Seemingly eons ago, one of my daughter Carolina’s godmothers, Susan, gave me John O’Donohue’s book about spiritual friendship. She said I was an anam cara for her, one of her spiritual friends. In September, I will travel with Susan to FarmAid40, a giant concert, where Carolina will be working. Together, we will honor farmers, those who dedicate themselves to nourishing the lives of plants and animals from birth to harvest through the seasons, every year.

During this sad season, I am learning to garden from my chosen anam cara, my husband, Rob. At first, I panicked when I thought he would die soon and take away with him all his wonderful understanding of the first Bible, Nature. I have watched him turn our simple grassed yard into an oasis. Most recently, I have asked him to teach me. First, we asked for help, from the professional haircutters, and paid them lots of money to make it possible for me to imagine going forward later without Rob. And then just yesterday, I sowed a salad of veggie starts in the planters under our welcome arbor.
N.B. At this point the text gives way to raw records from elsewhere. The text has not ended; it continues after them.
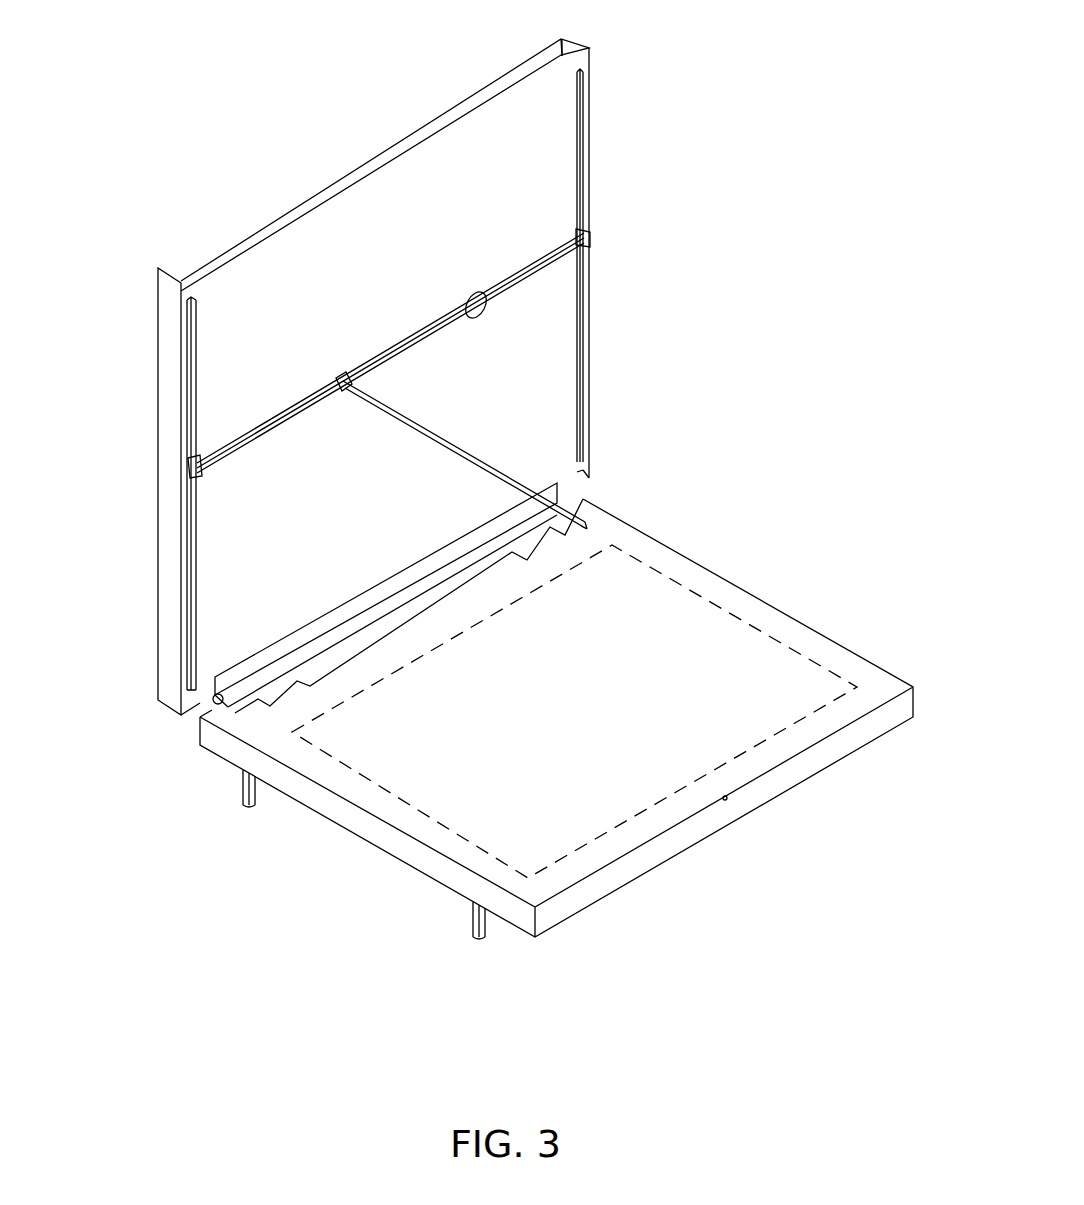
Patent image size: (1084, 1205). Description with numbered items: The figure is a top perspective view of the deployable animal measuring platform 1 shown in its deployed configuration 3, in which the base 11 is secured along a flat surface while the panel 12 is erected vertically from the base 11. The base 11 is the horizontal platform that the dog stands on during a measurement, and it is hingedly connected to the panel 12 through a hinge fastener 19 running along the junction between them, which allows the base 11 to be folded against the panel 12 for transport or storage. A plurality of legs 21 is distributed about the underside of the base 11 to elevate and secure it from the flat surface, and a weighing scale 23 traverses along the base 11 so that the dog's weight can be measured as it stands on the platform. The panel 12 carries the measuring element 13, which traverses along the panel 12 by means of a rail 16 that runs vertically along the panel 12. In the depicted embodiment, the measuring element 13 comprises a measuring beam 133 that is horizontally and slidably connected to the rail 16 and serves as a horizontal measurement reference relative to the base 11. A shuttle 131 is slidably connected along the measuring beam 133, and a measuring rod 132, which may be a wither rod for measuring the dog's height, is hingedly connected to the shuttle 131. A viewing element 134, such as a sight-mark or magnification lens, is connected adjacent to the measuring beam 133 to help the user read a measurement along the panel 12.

The deployable animal measuring platform 1 is at (860, 292).
The deployed configuration 3 is at (121, 452).
The base 11 is at (822, 626).
The panel 12 is at (600, 44).
The measuring element 13 is at (460, 359).
The rail 16 is at (596, 118).
The hinge fastener 19 is at (262, 648).
The legs 21 is at (248, 800).
The weighing scale 23 is at (658, 574).
The shuttle 131 is at (338, 378).
The measuring rod 132 is at (430, 442).
The measuring beam 133 is at (602, 233).
The viewing element 134 is at (488, 312).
Who knew that I would ever be interested enough and learn enough from Rob to do that?

During this past Fall and Winter, the harvest and slumber seasons, my pod of anam caras has expanded to these “vegetable box people,” my CSA group. In this case, the letters stand for the Center for Spirituality and Action, not the more common acronym of Community Supported Agriculture. We are a circle of 13, a group of seekers, dedicated to the practices of contemplation and now, by God’s grace, to each other.

It feels so right to me, learning to tend my CSA garden as well as the earth. As the poet explained, one’s anam cara tends to be a single being…so close they share dreams, even breath. Even long ago when I initially heard this Irish notion, I couldn’t quite imagine the singularity of such a friendship. That BFF moniker never quite fit for me anyway. After all, there’s her (that friend who comes to mind) and him and that dear one too. There are my sisters too, for Heaven’s sake. Their names all tumble out in my prayers. We have witnessed sparkles of Glory together. How could I ever judge one more worthy than the other?

Thus I am learning as I consider our CSA baker’s dozen. My heart has the capacity to expand, with God’s help, across continents and oceans as well as the small space between the two of us. Everyone in this web is precious to me, including the one who in this moment is walking past our house with his dogs, greeting the day on the other side of our front yard.

This garden of friendship I am embracing is rich in variety including the simplicity of a blade of grass alongside the depth of a rose. All is gracious. All is blessed. I am open to enjoying it all, a living dance of spirituality and action.